Back before Hangtown, over 3 months ago, we made our predictions as to who would come out on top
for the 2016 MX Outdoor Nationals season. We took into account past performance, age, injury history, and even (as a minor factor) the
2016 Supercross results. And this is what we came up with, listing the actual finish on the right:
Right or Wrong?: 2016 450MX Pre-Season Predictions
Now, because of all the injuries, things went a little haywire. No matter what, the number 1 pick was going to be wrong -- Ken Roczen dominated 2016 outdoors, and I think most everyone will agree that this would have been true even if Ryan Dungey, Jason Anderson, Trey Canard--and many others--were healthy all season long.
Because of these riders with significant time lost to injury, the full-season results are all over the place. To look at their respective performance for the time the riders were healthy and riding, we can look at results on a per-week basis.
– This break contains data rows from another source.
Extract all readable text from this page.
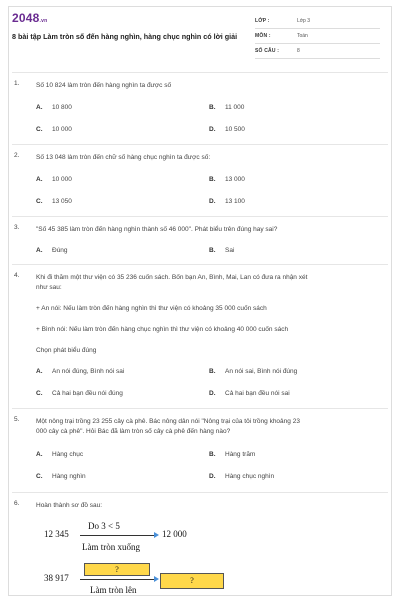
2048.vn
8 bài tập Làm tròn số đến hàng nghìn, hàng chục nghìn có lời giải
LỚP :	Lớp 3
MÔN :	Toán
SỐ CÂU :	8
1.	Số 10 824 làm tròn đến hàng nghìn ta được số
A. 10 800	B. 11 000
C. 10 000	D. 10 500
2.	Số 13 048 làm tròn đến chữ số hàng chục nghìn ta được số:
A. 10 000	B. 13 000
C. 13 050	D. 13 100
3.	"Số 45 385 làm tròn đến hàng nghìn thành số 46 000". Phát biểu trên đúng hay sai?
A. Đúng	B. Sai
4.	Khi đi thăm một thư viện có 35 236 cuốn sách. Bốn bạn An, Bình, Mai, Lan có đưa ra nhận xét
như sau:
+ An nói: Nếu làm tròn đến hàng nghìn thì thư viện có khoảng 35 000 cuốn sách
+ Bình nói: Nếu làm tròn đến hàng chục nghìn thì thư viện có khoảng 40 000 cuốn sách
Chọn phát biểu đúng
A. An nói đúng, Bình nói sai	B. An nói sai, Bình nói đúng
C. Cả hai bạn đều nói đúng	D. Cả hai bạn đều nói sai
5.	Một nông trại trồng 23 255 cây cà phê. Bác nông dân nói "Nông trại của tôi trồng khoảng 23
000 cây cà phê". Hỏi Bác đã làm tròn số cây cà phê đến hàng nào?
A. Hàng chục	B. Hàng trăm
C. Hàng nghìn	D. Hàng chục nghìn
6.	Hoàn thành sơ đồ sau:
12 345
Do 3 < 5
12 000
Làm tròn xuống
38 917
?
?
Làm tròn lên
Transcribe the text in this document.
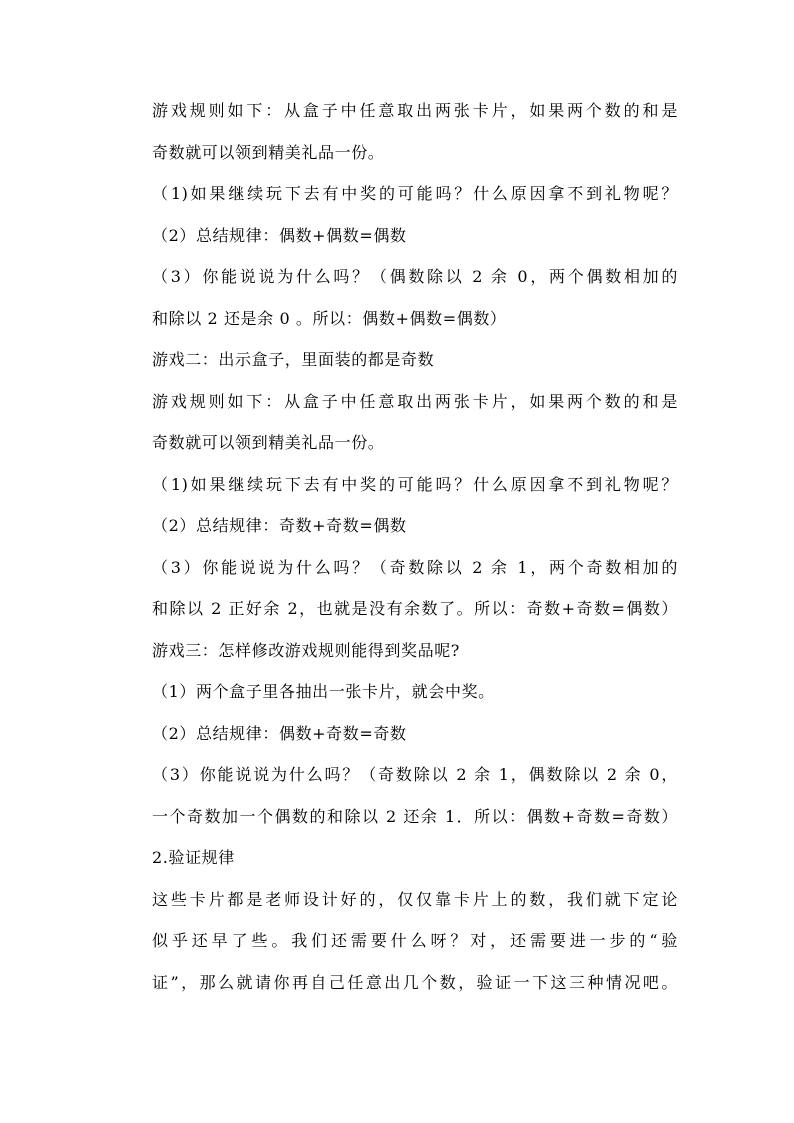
游戏规则如下：从盒子中任意取出两张卡片，如果两个数的和是
奇数就可以领到精美礼品一份。
（1)如果继续玩下去有中奖的可能吗？什么原因拿不到礼物呢？
（2）总结规律：偶数+偶数=偶数
（3）你能说说为什么吗？（偶数除以 2 余 0，两个偶数相加的
和除以 2 还是余 0 。所以：偶数+偶数=偶数）
游戏二：出示盒子，里面装的都是奇数
游戏规则如下：从盒子中任意取出两张卡片，如果两个数的和是
奇数就可以领到精美礼品一份。
（1)如果继续玩下去有中奖的可能吗？什么原因拿不到礼物呢？
（2）总结规律：奇数+奇数=偶数
（3）你能说说为什么吗？（奇数除以 2 余 1，两个奇数相加的
和除以 2 正好余 2，也就是没有余数了。所以：奇数+奇数=偶数）
游戏三：怎样修改游戏规则能得到奖品呢?
（1）两个盒子里各抽出一张卡片，就会中奖。
（2）总结规律：偶数+奇数=奇数
（3）你能说说为什么吗？（奇数除以 2 余 1，偶数除以 2 余 0，
一个奇数加一个偶数的和除以 2 还余 1．所以：偶数+奇数=奇数）
2.验证规律
这些卡片都是老师设计好的，仅仅靠卡片上的数，我们就下定论
似乎还早了些。我们还需要什么呀？对，还需要进一步的“验
证”，那么就请你再自己任意出几个数，验证一下这三种情况吧。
These numbers include only the weeks that the racers did ride:
For instance, Dungey was predicted to earn 45 points per week, and he earned 43.7, for a difference of 1.4 fewer. Broc Tickle was predicted to earn 18.3 points per week, and he earned 21.4, for a difference of 3.1 more. This "per-week" comparison still has its flaws since the actual points are inflated -- the thinning of the field helps those who managed to ride the whole season, for instance Phil Nicoletti, who had one of the biggest variances (that said, staying healthy is partly a skill [citation needed ;) ], so credit to those who rode 12 weeks).
The "per-week" Rank is a little better, I think, at comparing between all the riders. The top 4 were all within 1 spot by this measure. Blake Baggett scored much lower than predicted, though he had 2 DNF's out of 10 races, so that weighed his rank down heavily. Actually, only 5 of the predicted Top 20 had a variance in their rank by more than 2 spots, which seems pretty good in retrospect.
Last, we'll look at those who the predictions missed entirely. Benny Bloss was predicted at 22nd, but he finished 6th overall with 19 points per week (predicted at 4 points per week). As mentioned, some of that was due to injuries to other riders, but even if everyone had stayed perfectly healthy and he'd finished, say, 15th, that still would have been much better than the prediction.
Matt Bisceglia was mistakenly listd as one of the 250 riders for the predictions -- had he been listed with the 450 guys, he would have slotted in at 14th. He actually finished 15th, partly due to injury though -- but, he was 12th in points per week, which is still pretty close to the prediction of 14th.
Dean Wilson was left off of the predictions because he wasn't expected to return until the second half of the season at best, and probably not at 100% right away -- meaning he wouldn't earn enough points to break into the Top 20. If he were expected to have a full season, he would have been predicted at 12th -- he actually finished 19th overall but was 8th in points per week, a good deal better than the prediction. Actually, 8th is pretty good for someone coming off an ACL tear and having to jump in mid-season.
Similar analysis for the Lites bikes. The first thing that's apparent is the #1 prediction, Jeremy Martin, had a season to forget, at least for someone who was a heavy favorite going in to the season. Aaron Plessinger also didn't live up to his prediction, but that has been much discussed here. In the Top 10, 5 guys finished within 2 spots of their prediction. I don't know if that's particularly good or bad, but it doesn't seem that great:
Also much discussed in previous articles is how the 250 predictions haven't been that great all season. At least the "per-week" rankings, the numbers look a little better, especially in the Top 10. Overall, 11 out of 20 were within 2 spots of their prediction (I bumped out Matt Bisceglia since he didn't actually ride 250's after all), which seems at least decent, while 7 out of the top 10 were within 2 spots:
Compared to their predicted per-week rank, Alex Martin was the biggest positive standout (no surprise), while Mitchell Oldenburg also had a much better ranking than predicted. On the negative side, Christian Craig did much worse than predicted, but he only had 4 motos, 2 of which he finished in 40th because of the crash that ended his season -- without the DNS from the second of those 2, he would have earned 7 points per moto, which is better than his prediction. Other than that, the underperformer would be Jordon Smith who was predicted to be right in the middle at 11th but performed on a per-week basis considerably worse, in 16th.
So, there we have it. The accuracy of the predictions is in the books for Motocross season one at MotoXGraphs! We'll put up a way-too-early prediction for 2017 Supercross and Motocross soon. Should be fun, even if a bit trivial -- though we might even learn something.